Spreading of (presumably) lytic enzymes from the interior of almost totally degenerated dead cells to adjacent cells through plasmodesmata.
(A-B) The direction of enzyme propagation is indicated with arrows. Double arrow-heads indicate cytoplasm residues pushed towards plasmalemma with suspended organelles already partially digested. The asterisk in picture (A) indicates electron lucent areas, newly formed inside a regular meristem cell (i.e. a cell that does not show changes in other regions, other than those marked with an asterisk where the wave of lytic enzymes arrived). Picture (B) Gradual, sequential propagation of a cleared up region appearing, presumably, due to the action of lytic enzymes in a cell neighboring a dead cell due to AL-PCD, towards further areas of the adjacent cell. c cytoplasm, cw cell wall, dch dense chromatin, lv lytic vacuole, m mitochondrion, mls multilamellar structure; n nucleus, p plastid, pd plasmodesmata, s starch; p(s) swollen plastids; m(s) swollen mitochondium. Scale bar = 5 μm.
Fig 8.
Scheme depicting experimental procedures used to reveal and to support the fact that the activation of vacuolar/autolytic type of plant-specific, apoptosis-like programmed cell death [(V/A) AL-PCD] is a secondary result of the caffeine-induced premature chromosome condensation (PCC) in hydroxyurea (HU) synchronized Vicia faba root meristem cells.

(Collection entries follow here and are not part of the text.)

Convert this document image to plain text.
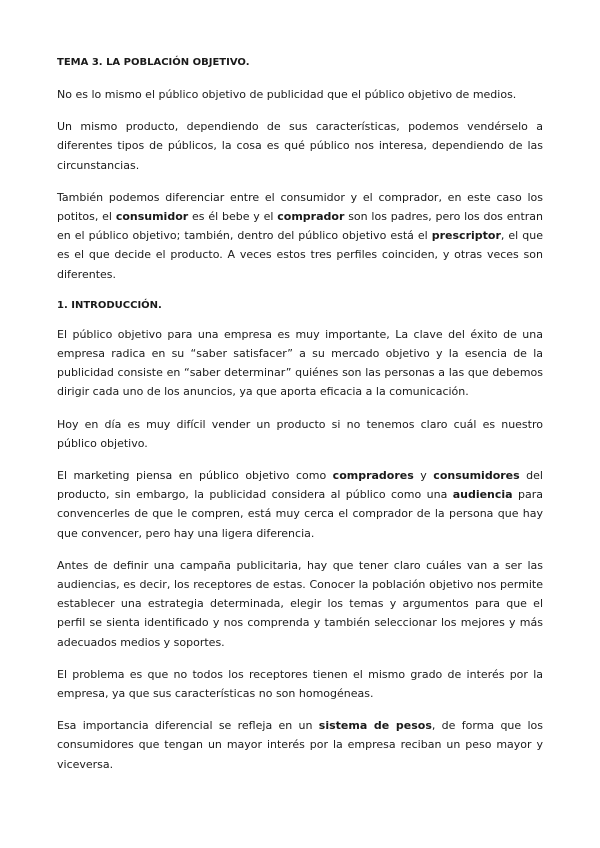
TEMA 3. LA POBLACIÓN OBJETIVO.

No es lo mismo el público objetivo de publicidad que el público objetivo de medios.

Un mismo producto, dependiendo de sus características, podemos vendérselo a diferentes tipos de públicos, la cosa es qué público nos interesa, dependiendo de las circunstancias.

También podemos diferenciar entre el consumidor y el comprador, en este caso los potitos, el consumidor es él bebe y el comprador son los padres, pero los dos entran en el público objetivo; también, dentro del público objetivo está el prescriptor, el que es el que decide el producto. A veces estos tres perfiles coinciden, y otras veces son diferentes.

1. INTRODUCCIÓN.

El público objetivo para una empresa es muy importante, La clave del éxito de una empresa radica en su “saber satisfacer” a su mercado objetivo y la esencia de la publicidad consiste en “saber determinar” quiénes son las personas a las que debemos dirigir cada uno de los anuncios, ya que aporta eficacia a la comunicación.

Hoy en día es muy difícil vender un producto si no tenemos claro cuál es nuestro público objetivo.

El marketing piensa en público objetivo como compradores y consumidores del producto, sin embargo, la publicidad considera al público como una audiencia para convencerles de que le compren, está muy cerca el comprador de la persona que hay que convencer, pero hay una ligera diferencia.

Antes de definir una campaña publicitaria, hay que tener claro cuáles van a ser las audiencias, es decir, los receptores de estas. Conocer la población objetivo nos permite establecer una estrategia determinada, elegir los temas y argumentos para que el perfil se sienta identificado y nos comprenda y también seleccionar los mejores y más adecuados medios y soportes.

El problema es que no todos los receptores tienen el mismo grado de interés por la empresa, ya que sus características no son homogéneas.

Esa importancia diferencial se refleja en un sistema de pesos, de forma que los consumidores que tengan un mayor interés por la empresa reciban un peso mayor y viceversa.
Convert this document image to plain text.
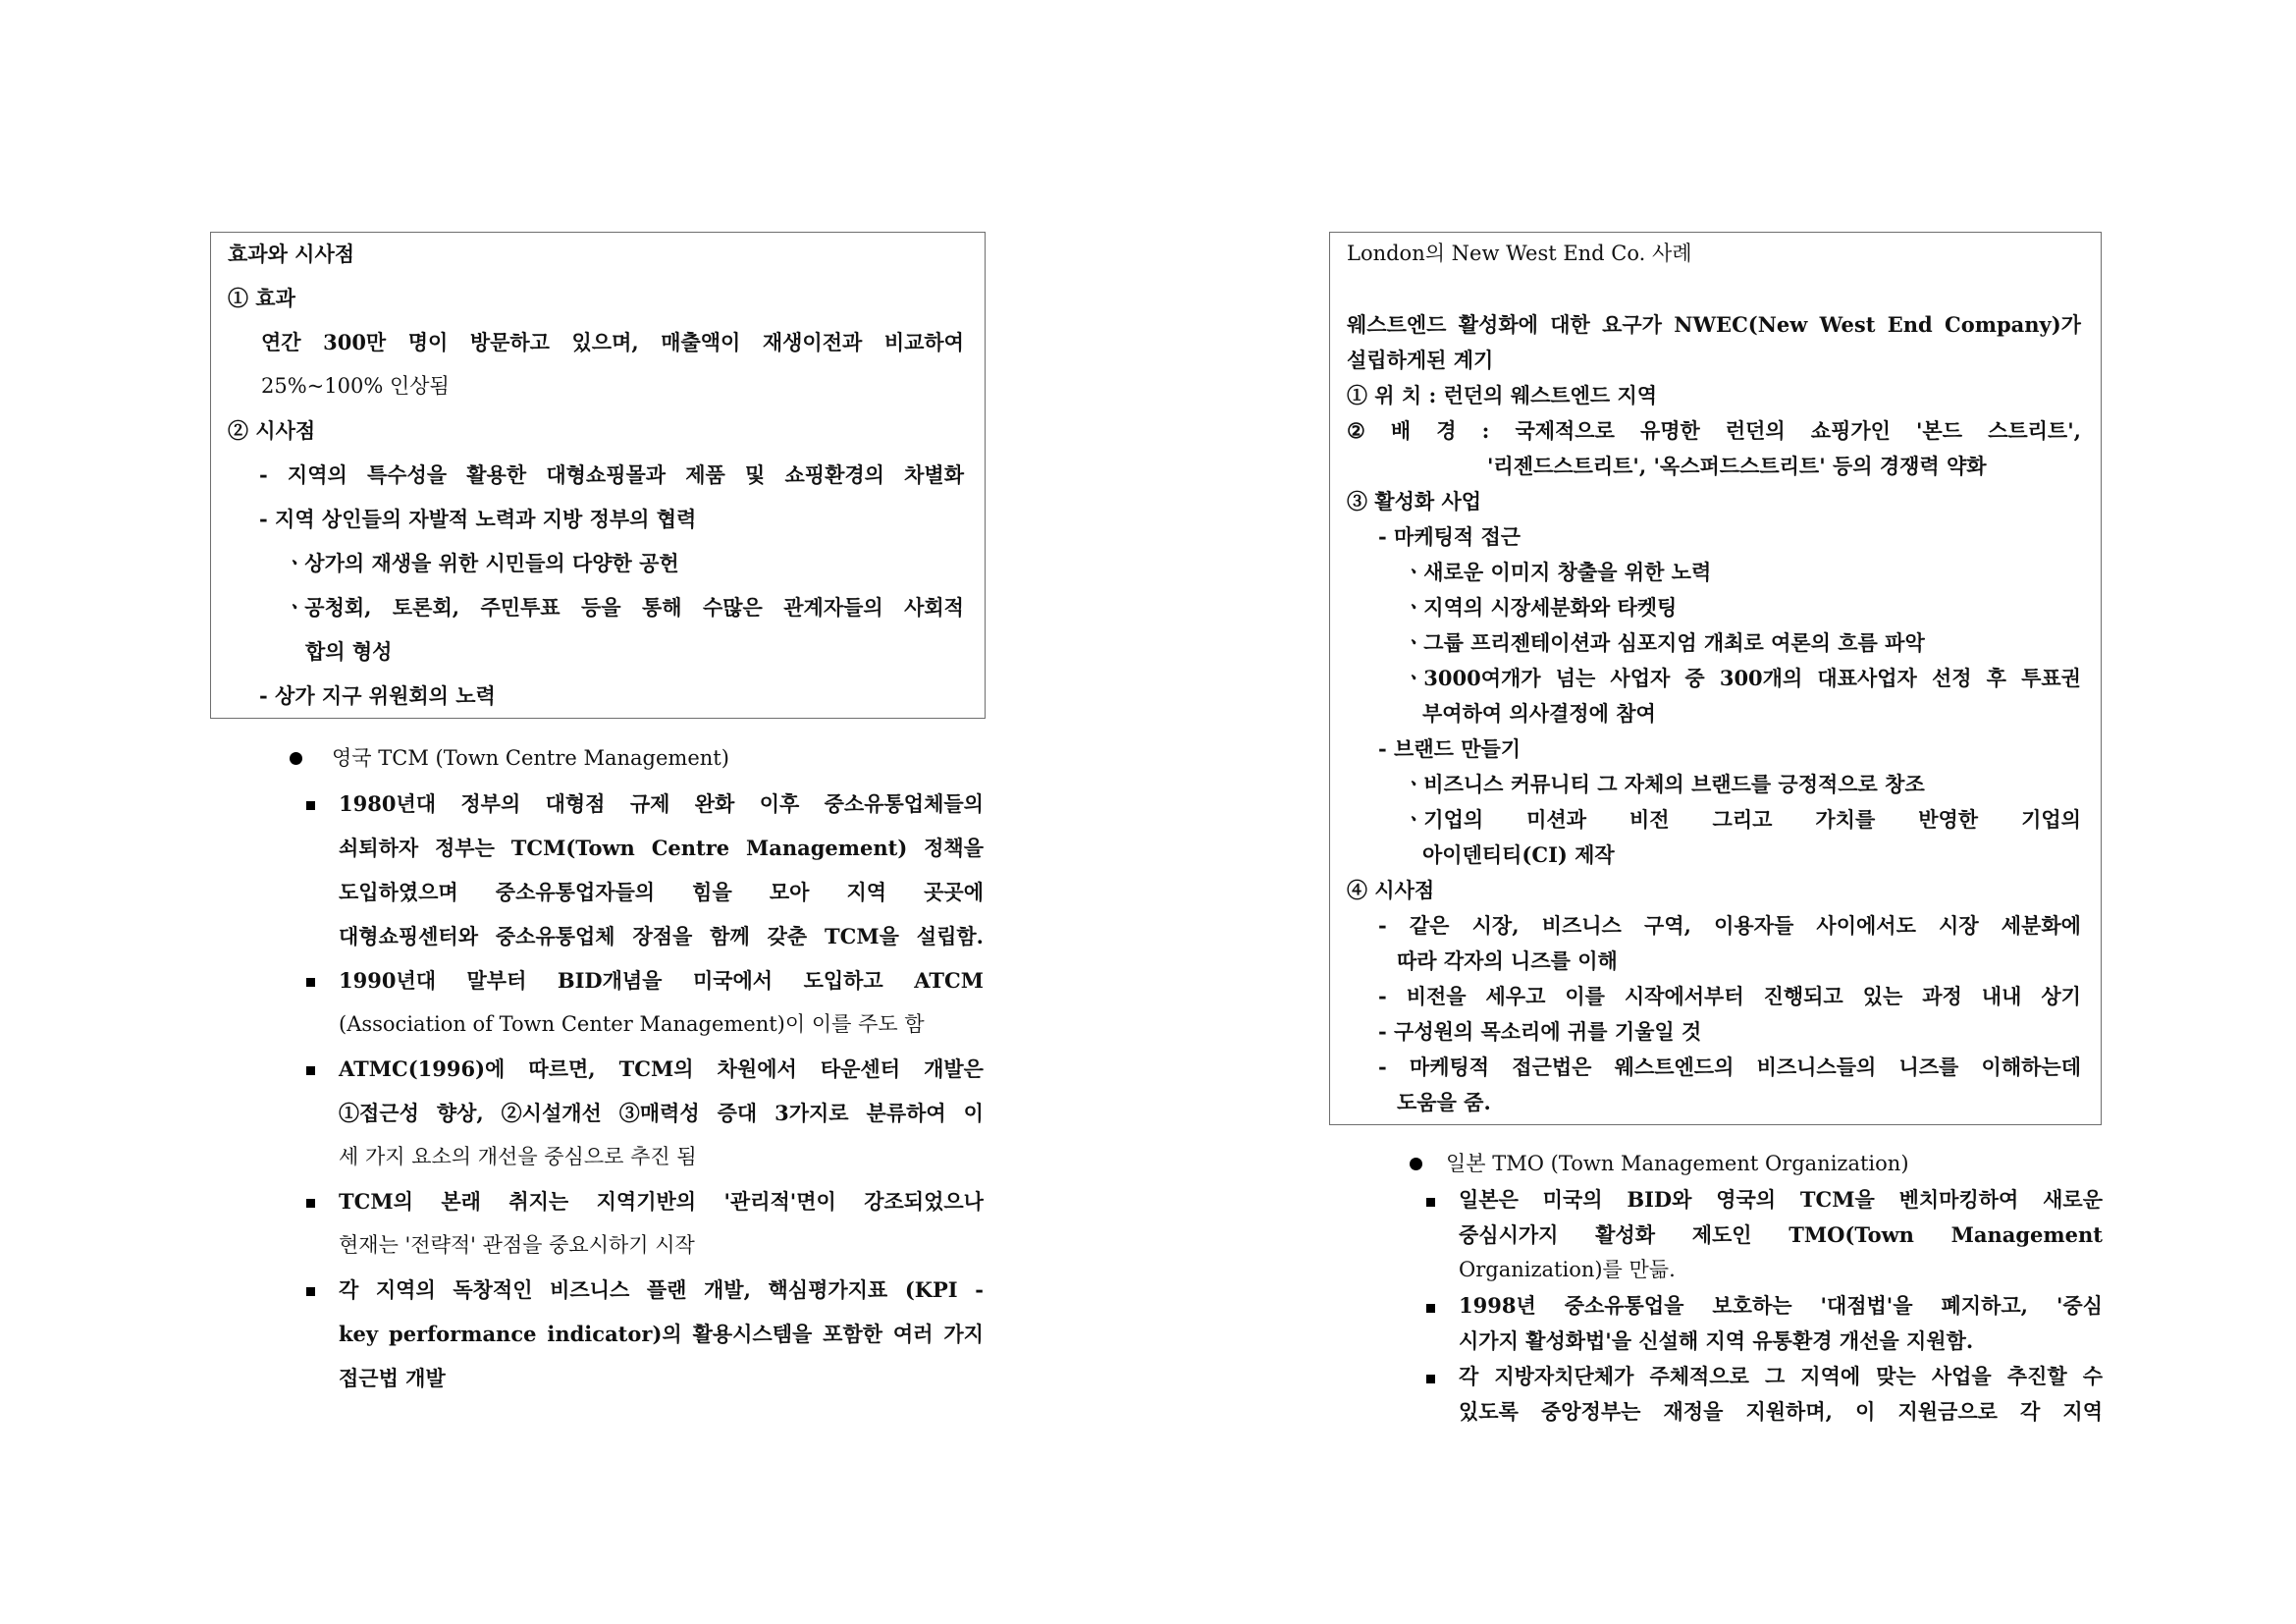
효과와 시사점
① 효과
연간 300만 명이 방문하고 있으며, 매출액이 재생이전과 비교하여
25%~100% 인상됨
② 시사점
- 지역의 특수성을 활용한 대형쇼핑몰과 제품 및 쇼핑환경의 차별화
- 지역 상인들의 자발적 노력과 지방 정부의 협력
ㆍ상가의 재생을 위한 시민들의 다양한 공헌
ㆍ공청회, 토론회, 주민투표 등을 통해 수많은 관계자들의 사회적
합의 형성
- 상가 지구 위원회의 노력
영국 TCM (Town Centre Management)
1980년대 정부의 대형점 규제 완화 이후 중소유통업체들의
쇠퇴하자 정부는 TCM(Town Centre Management) 정책을
도입하였으며 중소유통업자들의 힘을 모아 지역 곳곳에
대형쇼핑센터와 중소유통업체 장점을 함께 갖춘 TCM을 설립함.
1990년대 말부터 BID개념을 미국에서 도입하고 ATCM
(Association of Town Center Management)이 이를 주도 함
ATMC(1996)에 따르면, TCM의 차원에서 타운센터 개발은
①접근성 향상, ②시설개선 ③매력성 증대 3가지로 분류하여 이
세 가지 요소의 개선을 중심으로 추진 됨
TCM의 본래 취지는 지역기반의 '관리적'면이 강조되었으나
현재는 '전략적' 관점을 중요시하기 시작
각 지역의 독창적인 비즈니스 플랜 개발, 핵심평가지표 (KPI -
key performance indicator)의 활용시스템을 포함한 여러 가지
접근법 개발
London의 New West End Co. 사례
웨스트엔드 활성화에 대한 요구가 NWEC(New West End Company)가
설립하게된 계기
① 위 치 : 런던의 웨스트엔드 지역
② 배 경 : 국제적으로 유명한 런던의 쇼핑가인 '본드 스트리트',
'리젠드스트리트', '옥스퍼드스트리트' 등의 경쟁력 약화
③ 활성화 사업
- 마케팅적 접근
ㆍ새로운 이미지 창출을 위한 노력
ㆍ지역의 시장세분화와 타켓팅
ㆍ그룹 프리젠테이션과 심포지엄 개최로 여론의 흐름 파악
ㆍ3000여개가 넘는 사업자 중 300개의 대표사업자 선정 후 투표권
부여하여 의사결정에 참여
- 브랜드 만들기
ㆍ비즈니스 커뮤니티 그 자체의 브랜드를 긍정적으로 창조
ㆍ기업의 미션과 비전 그리고 가치를 반영한 기업의
아이덴티티(CI) 제작
④ 시사점
- 같은 시장, 비즈니스 구역, 이용자들 사이에서도 시장 세분화에
따라 각자의 니즈를 이해
- 비전을 세우고 이를 시작에서부터 진행되고 있는 과정 내내 상기
- 구성원의 목소리에 귀를 기울일 것
- 마케팅적 접근법은 웨스트엔드의 비즈니스들의 니즈를 이해하는데
도움을 줌.
일본 TMO (Town Management Organization)
일본은 미국의 BID와 영국의 TCM을 벤치마킹하여 새로운
중심시가지 활성화 제도인 TMO(Town Management
Organization)를 만듦.
1998년 중소유통업을 보호하는 '대점법'을 폐지하고, '중심
시가지 활성화법'을 신설해 지역 유통환경 개선을 지원함.
각 지방자치단체가 주체적으로 그 지역에 맞는 사업을 추진할 수
있도록 중앙정부는 재정을 지원하며, 이 지원금으로 각 지역
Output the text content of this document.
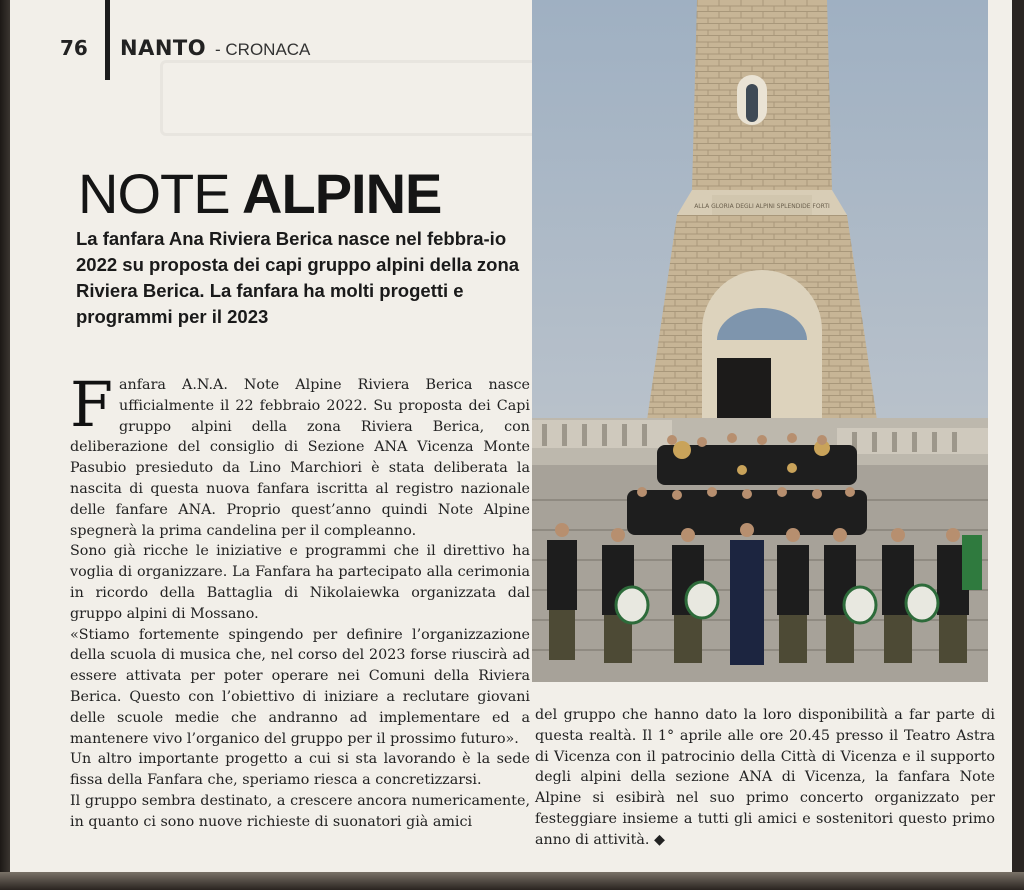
76 NANTO - CRONACA
NOTE ALPINE

La fanfara Ana Riviera Berica nasce nel febbra-io 2022 su proposta dei capi gruppo alpini della zona Riviera Berica. La fanfara ha molti progetti e programmi per il 2023

Fanfara A.N.A. Note Alpine Riviera Berica nasce ufficialmente il 22 febbraio 2022. Su proposta dei Capi gruppo alpini della zona Riviera Berica, con deliberazione del consiglio di Sezione ANA Vicenza Monte Pasubio presieduto da Lino Marchiori è stata deliberata la nascita di questa nuova fanfara iscritta al registro nazionale delle fanfare ANA. Proprio quest’anno quindi Note Alpine spegnerà la prima candelina per il compleanno.

Sono già ricche le iniziative e programmi che il direttivo ha voglia di organizzare. La Fanfara ha partecipato alla cerimonia in ricordo della Battaglia di Nikolaiewka organizzata dal gruppo alpini di Mossano.

«Stiamo fortemente spingendo per definire l’organizzazione della scuola di musica che, nel corso del 2023 forse riuscirà ad essere attivata per poter operare nei Comuni della Riviera Berica. Questo con l’obiettivo di iniziare a reclutare giovani delle scuole medie che andranno ad implementare ed a mantenere vivo l’organico del gruppo per il prossimo futuro».

Un altro importante progetto a cui si sta lavorando è la sede fissa della Fanfara che, speriamo riesca a concretizzarsi.

Il gruppo sembra destinato, a crescere ancora numericamente, in quanto ci sono nuove richieste di suonatori già amici

del gruppo che hanno dato la loro disponibilità a far parte di questa realtà. Il 1° aprile alle ore 20.45 presso il Teatro Astra di Vicenza con il patrocinio della Città di Vicenza e il supporto degli alpini della sezione ANA di Vicenza, la fanfara Note Alpine si esibirà nel suo primo concerto organizzato per festeggiare insieme a tutti gli amici e sostenitori questo primo anno di attività. ◆

ALLA GLORIA DEGLI ALPINI SPLENDIDE FORTI
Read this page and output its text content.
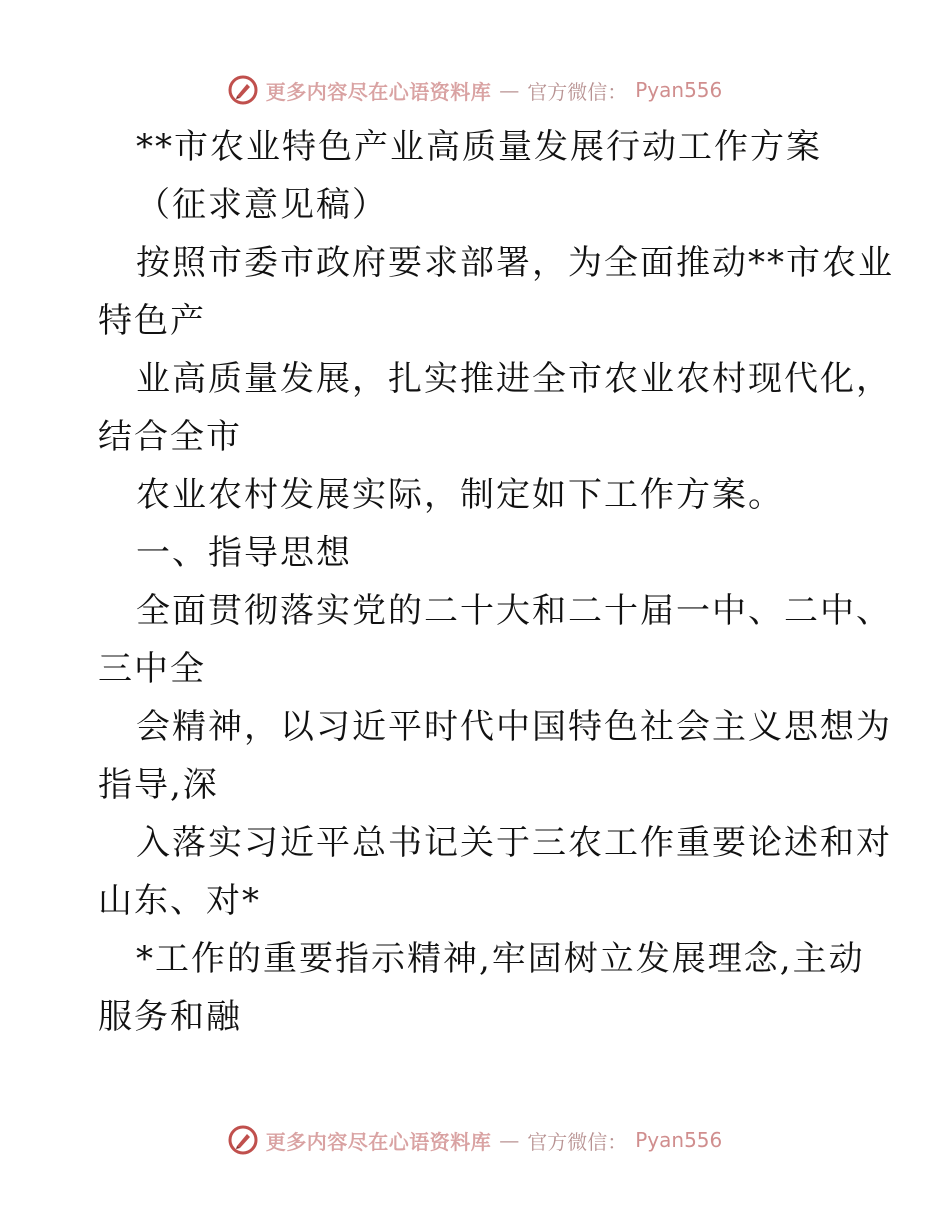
更多内容尽在心语资料库 — 官方微信： Pyan556
**市农业特色产业高质量发展行动工作方案
（征求意见稿）
按照市委市政府要求部署，为全面推动**市农业
特色产
业高质量发展，扎实推进全市农业农村现代化，
结合全市
农业农村发展实际，制定如下工作方案。
一、指导思想
全面贯彻落实党的二十大和二十届一中、二中、
三中全
会精神，以习近平时代中国特色社会主义思想为
指导,深
入落实习近平总书记关于三农工作重要论述和对
山东、对*
*工作的重要指示精神,牢固树立发展理念,主动
服务和融
更多内容尽在心语资料库 — 官方微信： Pyan556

The scheme shows that PCC leads to the formation of cells with different phenotypes (phenotype A–typical of cells not diverging from the morphology of regular cells; phenotype B–characteristic of cells with the morphology typical of PCC induction from G2 phase; and phenotype C–cells with strongly fragmented chromosomes, induced to PCC, probably in early or middle sub-periods of S phase). The scheme shows that the induction of PCC is associated with the generation of DNA damage (mainly single-strain breaks [SSB] but also to a lesser extent, double-strain breaks [DSBs]). The occurrence of various types of DNA damage during PCC induction has been proven following the results of many experimental procedures (immunocytochemistry, with the use of antibodies against specific marker proteins, tissue printing methods, Western blot and comet tests–both alkaline and neutral). In turn, double staining with acridine orange and ethidium bromide allowed us to distinguish in planta, the sub-fractions of living, dying and dead cells. Preliminary histochemical analyses (classic staining with Schiff’s reagent in Feulgen’s method) showed the presence of such changes in the structure of cellular nuclei that could indicate the occurrence of apoptosis-like programmed cell death (AL-PCD). On the other hand, more detailed analyses, i.e. DNA electrophoresis and TUNEL reaction, confirmed by ultrastructural tests (performed at a level of transmission electron microscopy) proved the existence of vacuolar/autolytic type of AL-PCD (V/A-type AL-PCD) in stressed V. faba roots.